- Born: 1996 (age 29–30) Kenya
- Citizenship: Kenya
- Education: Greenfield International School (High School Diploma) Riara University (Bachelor of Laws)
- Occupations: Lawyer, businesswoman, jeweler
- Years active: 2016–present

= Theresia Kyalo =

Kenyan lawyer, jewellery designer and businesswoman

Theresia Kyalo, is a Kenyan lawyer, businesswoman, jewellery designer and multidisciplinary artist, who was signed by Beyoncé Knowles on the pop artist's directory of Black Owned Businesses in July 2020.
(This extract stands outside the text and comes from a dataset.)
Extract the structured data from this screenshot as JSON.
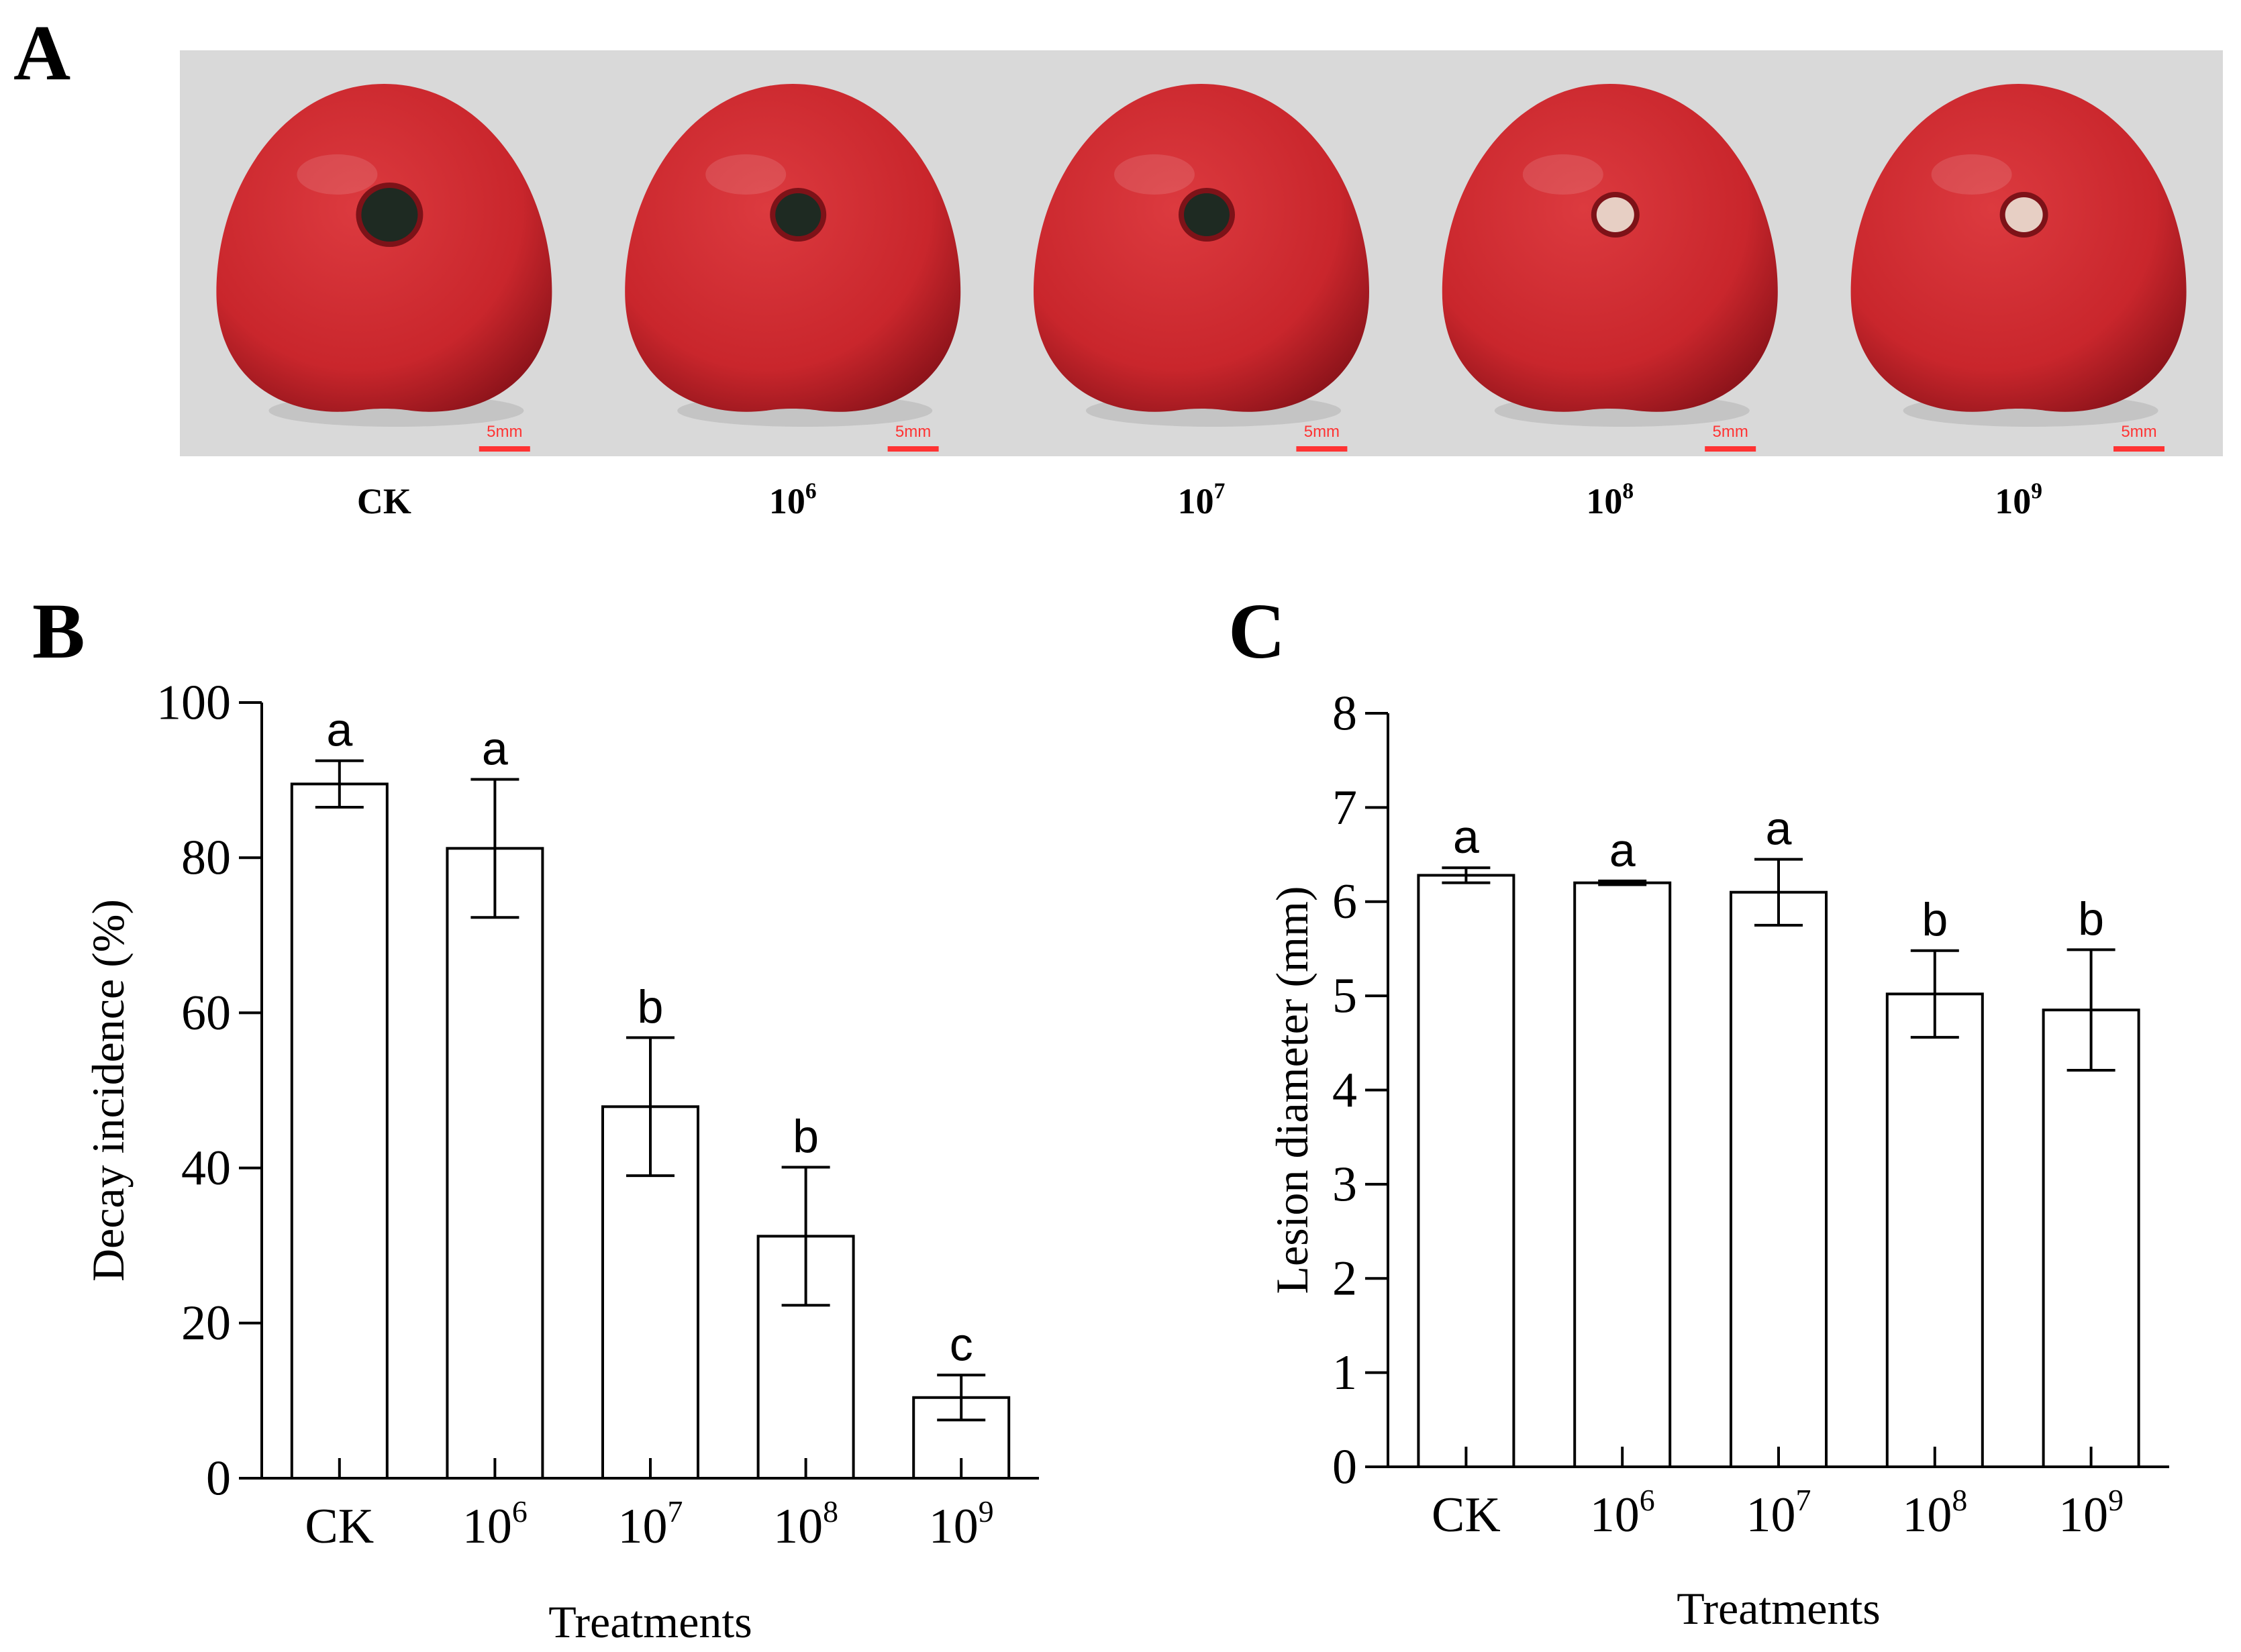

==Background and education==
She was born in Kenya circa 1996. She attended Greenfield Community School, in Dubai, United Arab Emirates, where she graduated with a High School Diploma. She then returned to Kenya and enrolled at Riara University in Nairobi, graduating with a Bachelor of Laws degree in 2020.

==Career==
Theresia studied law but her work in entirely in art and jewellery. She works with diverse media and mediums, including textile, paper, film, brass and metal. She often collaborates with other artists in her work. She exhibits her work in physical shows and in digital forums in video and photograph format.

She started experimenting with art in 2016, while still in law school. Beginning with line drawings, she progressed to other forms of art and mediums. Her work spans textile, metal, paper and film. Her art is self-taught. Recent collaborations have included with established brands, Adele Dejak and Love Studio. In 2019, she exhibited in 7 Days in November event, where she also ran workshops.

Her jewellery design pieces are intended to be worn by both women and men. She works with many metals, but mainly with brass, thus ensuring affordability of her work to the general public.